I manage to get back to my zen-like state after glancing at my speedometer a few times: 50, 51, 52 miles per hour. A decent speed for the time of day, the highway, and the season. I know better than to let you push me into a speed I don’t feel comfortable with. I refuse to let you bully me.

Did you know driving that close to a car’s back end is bullying? Also dangerous and crazy? If I need to stop suddenly for a deer there is no way in this quiet valley you can stop quickly enough without slamming the front end of your pickup into the back end of my car...and you’re bigger than me.

Certainly our cars would get hurt and my guess is that we would too. I have my seat belt on, but do you? Hitting me at 50 mph without a seat belt could mean flying through your windshield.

I had a neighbor who used to live on the ridgetop above me. On a morning similar to this one, where you insist on trying to scare me half to death, he was hit by another car. He doesn’t live near me anymore. He lives in La Crosse with a round-the-clock nurse who helps him maneuver his wheelchair, his breathing apparatus, and his life. He is a quadriplegic.

The road winds back and forth; so does my car, and so does your truck. You have become a burr on my tail, a thorn in my side, a menace to society. For the most part I’m able to tune you out. I drive with both hands on the wheel. I am careful and acutely aware of my surroundings. I’m on high alert for bucks following the scent of the does without any regard for roads or cars. I don’t want to hit a deer—and I don’t want to be hit.

I haven’t slowed down and I’ve maintained my speed. It has become lighter out. I watch the car clock turn. You haven’t backed off of my rear end, and, after ten long minutes, I figure out you aren’t about to.

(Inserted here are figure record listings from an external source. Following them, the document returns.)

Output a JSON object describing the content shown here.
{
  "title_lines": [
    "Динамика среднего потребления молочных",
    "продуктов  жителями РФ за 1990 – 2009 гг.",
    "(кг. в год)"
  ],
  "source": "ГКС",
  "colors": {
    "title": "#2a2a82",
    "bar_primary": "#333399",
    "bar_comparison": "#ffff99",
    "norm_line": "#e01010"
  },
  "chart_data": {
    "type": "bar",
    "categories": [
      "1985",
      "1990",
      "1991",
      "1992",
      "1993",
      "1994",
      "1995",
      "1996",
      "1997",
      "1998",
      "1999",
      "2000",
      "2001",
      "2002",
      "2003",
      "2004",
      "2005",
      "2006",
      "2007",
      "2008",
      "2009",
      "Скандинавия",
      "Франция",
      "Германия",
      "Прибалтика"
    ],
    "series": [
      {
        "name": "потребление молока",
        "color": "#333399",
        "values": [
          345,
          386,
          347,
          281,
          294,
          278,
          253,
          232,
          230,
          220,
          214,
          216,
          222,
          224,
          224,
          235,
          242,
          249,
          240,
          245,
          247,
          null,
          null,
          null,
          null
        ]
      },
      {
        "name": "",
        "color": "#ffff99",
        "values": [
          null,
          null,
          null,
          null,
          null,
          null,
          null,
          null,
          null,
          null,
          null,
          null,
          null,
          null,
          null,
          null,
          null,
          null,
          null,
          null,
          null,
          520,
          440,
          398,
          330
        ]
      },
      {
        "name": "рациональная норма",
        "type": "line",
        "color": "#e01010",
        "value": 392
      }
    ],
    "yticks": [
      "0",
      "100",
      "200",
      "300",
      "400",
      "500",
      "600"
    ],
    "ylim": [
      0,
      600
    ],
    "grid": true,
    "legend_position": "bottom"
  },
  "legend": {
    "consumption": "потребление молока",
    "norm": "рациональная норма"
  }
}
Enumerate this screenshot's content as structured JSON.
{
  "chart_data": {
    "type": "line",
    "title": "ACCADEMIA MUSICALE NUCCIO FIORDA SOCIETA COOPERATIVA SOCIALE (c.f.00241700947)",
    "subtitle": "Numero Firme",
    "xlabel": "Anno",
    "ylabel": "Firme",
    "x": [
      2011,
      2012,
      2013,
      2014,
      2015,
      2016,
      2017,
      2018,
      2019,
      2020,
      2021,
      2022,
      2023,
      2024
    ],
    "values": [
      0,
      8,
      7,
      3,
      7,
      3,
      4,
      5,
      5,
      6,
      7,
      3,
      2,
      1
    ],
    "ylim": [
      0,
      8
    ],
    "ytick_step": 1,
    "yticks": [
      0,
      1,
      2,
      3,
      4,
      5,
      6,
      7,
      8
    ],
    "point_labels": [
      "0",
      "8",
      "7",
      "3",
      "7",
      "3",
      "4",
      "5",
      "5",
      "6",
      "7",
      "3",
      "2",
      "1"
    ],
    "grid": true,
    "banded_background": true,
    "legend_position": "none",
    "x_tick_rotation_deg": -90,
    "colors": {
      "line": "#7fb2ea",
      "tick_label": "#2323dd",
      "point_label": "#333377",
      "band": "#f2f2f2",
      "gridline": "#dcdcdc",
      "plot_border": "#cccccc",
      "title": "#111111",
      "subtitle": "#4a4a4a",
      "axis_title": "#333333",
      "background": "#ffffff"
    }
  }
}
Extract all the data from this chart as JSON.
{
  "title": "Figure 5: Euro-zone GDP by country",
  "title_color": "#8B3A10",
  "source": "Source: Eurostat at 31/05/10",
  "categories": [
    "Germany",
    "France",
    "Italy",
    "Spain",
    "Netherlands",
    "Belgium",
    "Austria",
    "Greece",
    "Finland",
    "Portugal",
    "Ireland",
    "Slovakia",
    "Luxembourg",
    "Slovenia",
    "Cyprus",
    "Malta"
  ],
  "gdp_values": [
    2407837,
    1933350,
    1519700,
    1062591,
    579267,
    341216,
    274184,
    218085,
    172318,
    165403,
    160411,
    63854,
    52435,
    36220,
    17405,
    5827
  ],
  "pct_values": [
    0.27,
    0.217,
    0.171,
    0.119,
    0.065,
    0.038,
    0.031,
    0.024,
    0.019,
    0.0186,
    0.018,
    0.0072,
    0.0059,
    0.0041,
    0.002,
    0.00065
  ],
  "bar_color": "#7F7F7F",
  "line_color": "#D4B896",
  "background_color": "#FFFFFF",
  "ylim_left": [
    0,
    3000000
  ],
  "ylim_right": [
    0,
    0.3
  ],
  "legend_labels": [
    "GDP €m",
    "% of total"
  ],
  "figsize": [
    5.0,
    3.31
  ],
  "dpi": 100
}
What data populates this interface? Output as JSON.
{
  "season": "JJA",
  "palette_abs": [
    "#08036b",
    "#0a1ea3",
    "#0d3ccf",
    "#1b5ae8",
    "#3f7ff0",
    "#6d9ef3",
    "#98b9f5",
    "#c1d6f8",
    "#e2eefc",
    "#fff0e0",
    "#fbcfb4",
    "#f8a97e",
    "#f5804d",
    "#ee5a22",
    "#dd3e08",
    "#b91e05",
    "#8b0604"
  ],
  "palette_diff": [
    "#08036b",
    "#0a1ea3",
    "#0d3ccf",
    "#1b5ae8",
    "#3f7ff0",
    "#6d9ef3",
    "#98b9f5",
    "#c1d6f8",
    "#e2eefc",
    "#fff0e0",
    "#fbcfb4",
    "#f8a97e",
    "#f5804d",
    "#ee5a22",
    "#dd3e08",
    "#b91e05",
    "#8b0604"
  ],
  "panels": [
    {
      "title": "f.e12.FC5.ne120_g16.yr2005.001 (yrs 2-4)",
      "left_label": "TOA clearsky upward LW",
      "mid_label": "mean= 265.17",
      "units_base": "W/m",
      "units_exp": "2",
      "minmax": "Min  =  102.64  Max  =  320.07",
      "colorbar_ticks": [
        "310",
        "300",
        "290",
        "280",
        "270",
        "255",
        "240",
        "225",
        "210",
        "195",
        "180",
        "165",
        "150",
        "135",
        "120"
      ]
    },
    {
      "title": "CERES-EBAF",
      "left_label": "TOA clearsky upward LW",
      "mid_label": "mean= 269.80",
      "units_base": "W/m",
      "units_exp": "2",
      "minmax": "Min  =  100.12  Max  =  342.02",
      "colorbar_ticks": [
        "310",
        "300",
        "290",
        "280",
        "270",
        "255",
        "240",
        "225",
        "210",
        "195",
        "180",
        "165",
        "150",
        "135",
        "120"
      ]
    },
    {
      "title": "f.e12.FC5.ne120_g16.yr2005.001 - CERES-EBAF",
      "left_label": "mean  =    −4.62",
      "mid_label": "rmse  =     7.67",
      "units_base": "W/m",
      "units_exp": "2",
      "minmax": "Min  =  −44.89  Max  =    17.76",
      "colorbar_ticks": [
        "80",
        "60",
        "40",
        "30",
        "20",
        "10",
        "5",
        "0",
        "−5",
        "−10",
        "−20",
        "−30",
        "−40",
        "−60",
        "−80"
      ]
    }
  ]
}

I start thinking about the new yellow lines they recently painted on this stretch of highway. Broken yellow lines were repainted into solid yellows. I think of this because I worry you are going to try to pass me on the double yellow and there isn’t anywhere I feel safe enough to pull over.

I’m driving and thinking that I have my First Responder certification. If you hit me and I’m able to move I will get out of my car and come back to your truck and help you if necessary. I will look, listen, and feel for your breath. I will carefully reposition your head to open your airway. I will...

My thinking stops with the sound of your acceleration.  Your truck is so close beside me I could reach out my window and almost touch it. Then you swerve in front of me and wham, you slam on your brakes. I slam on mine. My head snaps. My brain is on fire. One minute I was wondering how I’d save you and now I’m hating you.

I dislike that you were able to take me to a place of anger. I was doing okay with your immaturity, impatience, and recklessness until that moment. My leg feels like it’s working one of those old-fashioned sewing machinespump-pump-pump. I’m filled with adrenaline, and my heart is beating wildly against my rib cage.

I can see your taillights receding down the highway. I’ve readjusted my mirror. I’ve readjusted my attitude and I’m managing to drive. I’m getting back to thinking, and as I approach the city limits I can still see you ahead of me, already in the 25-mph zone.

My foot has stopped jerking and my heart rate has returned to normal. I pull up to the first stop sign in over ten miles and your truck is right in front of me.

Dear red truck driver, was that necessary? Can we all please agree to think while we’re driving?